Pagi akan segera menyapa, terlihat beberapa manusia membawa tongkat panjang dengan sebilah parang pada ujungnya, melintasi pohon beringin tua menuju perkebunan sawit untuk mulai mengambil buah sawit yang telah masak.
Bue yang hinggap pada beringin tua, tak lama setelah manusia tersebut melintas, bertanya pada beringin tua yang terlihat bermuram durja.
"Kenapa kau bermuram durja hai beringin tua," ucapnya.
Beringin tua mulai berkeluh pada Bue si burung hantu, dan mulai bercerita.
Lihatlah, pohon-pohon didepan rumah manusia betapa bahagianya mereka, sedangkan aku, tak ada anak anak manusia yang bermain disekitarku dan tak ada yang merawatku.

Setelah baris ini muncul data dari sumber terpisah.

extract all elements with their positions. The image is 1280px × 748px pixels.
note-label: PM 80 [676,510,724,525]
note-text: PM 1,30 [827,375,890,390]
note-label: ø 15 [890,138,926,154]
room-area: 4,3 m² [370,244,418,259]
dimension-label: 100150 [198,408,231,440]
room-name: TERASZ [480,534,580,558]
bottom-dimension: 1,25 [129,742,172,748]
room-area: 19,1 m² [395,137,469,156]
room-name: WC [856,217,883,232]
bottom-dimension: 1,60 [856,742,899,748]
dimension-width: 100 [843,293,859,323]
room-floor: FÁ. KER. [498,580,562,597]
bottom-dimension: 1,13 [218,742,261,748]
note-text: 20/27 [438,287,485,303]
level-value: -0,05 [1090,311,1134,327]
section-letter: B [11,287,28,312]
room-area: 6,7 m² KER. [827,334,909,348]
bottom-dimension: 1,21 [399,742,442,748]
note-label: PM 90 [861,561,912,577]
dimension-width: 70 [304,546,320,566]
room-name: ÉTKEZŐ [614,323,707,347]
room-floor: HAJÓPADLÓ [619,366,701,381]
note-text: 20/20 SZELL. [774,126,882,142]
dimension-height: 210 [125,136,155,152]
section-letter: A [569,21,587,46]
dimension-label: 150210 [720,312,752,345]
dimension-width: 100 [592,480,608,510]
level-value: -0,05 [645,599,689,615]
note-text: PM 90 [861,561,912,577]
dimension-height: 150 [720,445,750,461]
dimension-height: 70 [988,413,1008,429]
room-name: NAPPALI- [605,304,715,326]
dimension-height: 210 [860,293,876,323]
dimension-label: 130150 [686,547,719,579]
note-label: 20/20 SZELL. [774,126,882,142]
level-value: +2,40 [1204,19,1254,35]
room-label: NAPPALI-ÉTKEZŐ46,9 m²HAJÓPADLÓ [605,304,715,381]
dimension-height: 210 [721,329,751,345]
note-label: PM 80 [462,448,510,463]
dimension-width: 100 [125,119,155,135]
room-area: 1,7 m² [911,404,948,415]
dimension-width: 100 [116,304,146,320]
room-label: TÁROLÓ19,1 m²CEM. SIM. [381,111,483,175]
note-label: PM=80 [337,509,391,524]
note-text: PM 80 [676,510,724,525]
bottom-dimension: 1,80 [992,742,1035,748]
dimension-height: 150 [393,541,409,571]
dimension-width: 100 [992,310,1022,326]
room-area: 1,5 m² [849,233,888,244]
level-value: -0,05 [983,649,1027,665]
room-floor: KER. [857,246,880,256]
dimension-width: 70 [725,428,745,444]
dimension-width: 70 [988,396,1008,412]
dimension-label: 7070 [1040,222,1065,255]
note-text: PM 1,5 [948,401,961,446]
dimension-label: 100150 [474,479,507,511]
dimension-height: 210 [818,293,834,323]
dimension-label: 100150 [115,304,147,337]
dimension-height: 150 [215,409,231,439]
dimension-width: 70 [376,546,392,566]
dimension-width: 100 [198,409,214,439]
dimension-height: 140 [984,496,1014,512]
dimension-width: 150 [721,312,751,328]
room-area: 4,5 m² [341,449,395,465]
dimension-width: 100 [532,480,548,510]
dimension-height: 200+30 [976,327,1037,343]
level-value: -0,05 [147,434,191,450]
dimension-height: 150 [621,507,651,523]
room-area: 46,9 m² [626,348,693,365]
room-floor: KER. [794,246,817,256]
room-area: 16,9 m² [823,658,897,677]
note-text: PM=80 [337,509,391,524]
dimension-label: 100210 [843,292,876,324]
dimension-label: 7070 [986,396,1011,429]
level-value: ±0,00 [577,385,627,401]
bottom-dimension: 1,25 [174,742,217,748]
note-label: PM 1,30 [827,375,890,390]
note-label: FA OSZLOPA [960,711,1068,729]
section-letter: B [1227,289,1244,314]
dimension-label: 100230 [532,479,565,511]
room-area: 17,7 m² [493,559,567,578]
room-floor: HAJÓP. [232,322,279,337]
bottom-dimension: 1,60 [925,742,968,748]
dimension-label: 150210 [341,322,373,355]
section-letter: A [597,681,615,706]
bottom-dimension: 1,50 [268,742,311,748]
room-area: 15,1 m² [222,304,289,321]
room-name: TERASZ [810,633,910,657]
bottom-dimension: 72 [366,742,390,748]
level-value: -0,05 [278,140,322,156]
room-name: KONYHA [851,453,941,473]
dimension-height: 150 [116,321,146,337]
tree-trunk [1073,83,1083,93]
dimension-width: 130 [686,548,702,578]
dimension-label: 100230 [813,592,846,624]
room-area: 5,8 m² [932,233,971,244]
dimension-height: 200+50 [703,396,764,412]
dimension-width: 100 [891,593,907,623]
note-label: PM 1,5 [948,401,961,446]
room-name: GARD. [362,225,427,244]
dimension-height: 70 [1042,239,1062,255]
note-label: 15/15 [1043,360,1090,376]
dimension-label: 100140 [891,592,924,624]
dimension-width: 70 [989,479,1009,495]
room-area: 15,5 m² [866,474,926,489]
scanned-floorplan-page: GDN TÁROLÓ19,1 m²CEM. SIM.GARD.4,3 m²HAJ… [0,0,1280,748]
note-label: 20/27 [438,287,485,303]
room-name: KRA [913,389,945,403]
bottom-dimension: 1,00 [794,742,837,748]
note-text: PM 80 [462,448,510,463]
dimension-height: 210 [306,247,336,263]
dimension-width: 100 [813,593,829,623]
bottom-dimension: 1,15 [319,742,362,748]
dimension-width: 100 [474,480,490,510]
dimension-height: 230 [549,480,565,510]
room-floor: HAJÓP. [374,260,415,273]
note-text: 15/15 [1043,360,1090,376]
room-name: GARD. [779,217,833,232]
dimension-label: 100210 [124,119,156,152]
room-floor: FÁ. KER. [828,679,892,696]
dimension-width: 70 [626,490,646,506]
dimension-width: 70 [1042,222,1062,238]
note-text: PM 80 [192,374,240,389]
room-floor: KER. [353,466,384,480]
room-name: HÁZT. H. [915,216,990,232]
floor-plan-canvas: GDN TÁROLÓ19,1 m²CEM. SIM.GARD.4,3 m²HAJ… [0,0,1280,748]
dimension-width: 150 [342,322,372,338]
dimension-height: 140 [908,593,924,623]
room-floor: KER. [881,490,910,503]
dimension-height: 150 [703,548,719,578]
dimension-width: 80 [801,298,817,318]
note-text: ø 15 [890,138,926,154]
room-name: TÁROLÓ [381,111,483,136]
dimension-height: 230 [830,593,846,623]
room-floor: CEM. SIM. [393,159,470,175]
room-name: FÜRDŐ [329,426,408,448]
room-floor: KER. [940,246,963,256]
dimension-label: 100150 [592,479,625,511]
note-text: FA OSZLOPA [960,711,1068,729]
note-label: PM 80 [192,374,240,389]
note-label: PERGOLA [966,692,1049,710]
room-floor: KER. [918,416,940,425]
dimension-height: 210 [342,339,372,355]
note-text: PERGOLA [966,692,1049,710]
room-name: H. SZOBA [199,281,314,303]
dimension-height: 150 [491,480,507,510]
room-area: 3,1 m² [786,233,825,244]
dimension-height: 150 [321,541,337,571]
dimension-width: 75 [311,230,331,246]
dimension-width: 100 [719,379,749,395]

Semua manusia takut mendekatiku, mereka menebangi kami dan menggantinya dengan pohon sawit yang lebih berguna untuk mereka.
Padahal saat kekeringan melanda, akar dan dahanku paling banyak menyimpan air, dahulu manusia membuat sumur air didekat ku.Â
Sekarang, setelah air-air mengalir melalui pipa besi, mereka tak pernah lagi berkunjung mengambil air, sampai-sampai akar-akarku menghancurkan sumurnya, mereka tak perduli.
"Bukankah, seringkali ada manusia yang datang menyalakan kemenyan didepanmu hai beringin tua," tanya Bue memotong cerita pohon beringin tua.
"Aku sudah lama tidak menjumpai mereka lagi hai Bue," beringin tua menjawab dengan sedih.
"Bue bisakah kau terbang dan melihat, apakah masih ada pohon beringin lain disekitar hutan sawit ini," lanjut beringin tua meminta.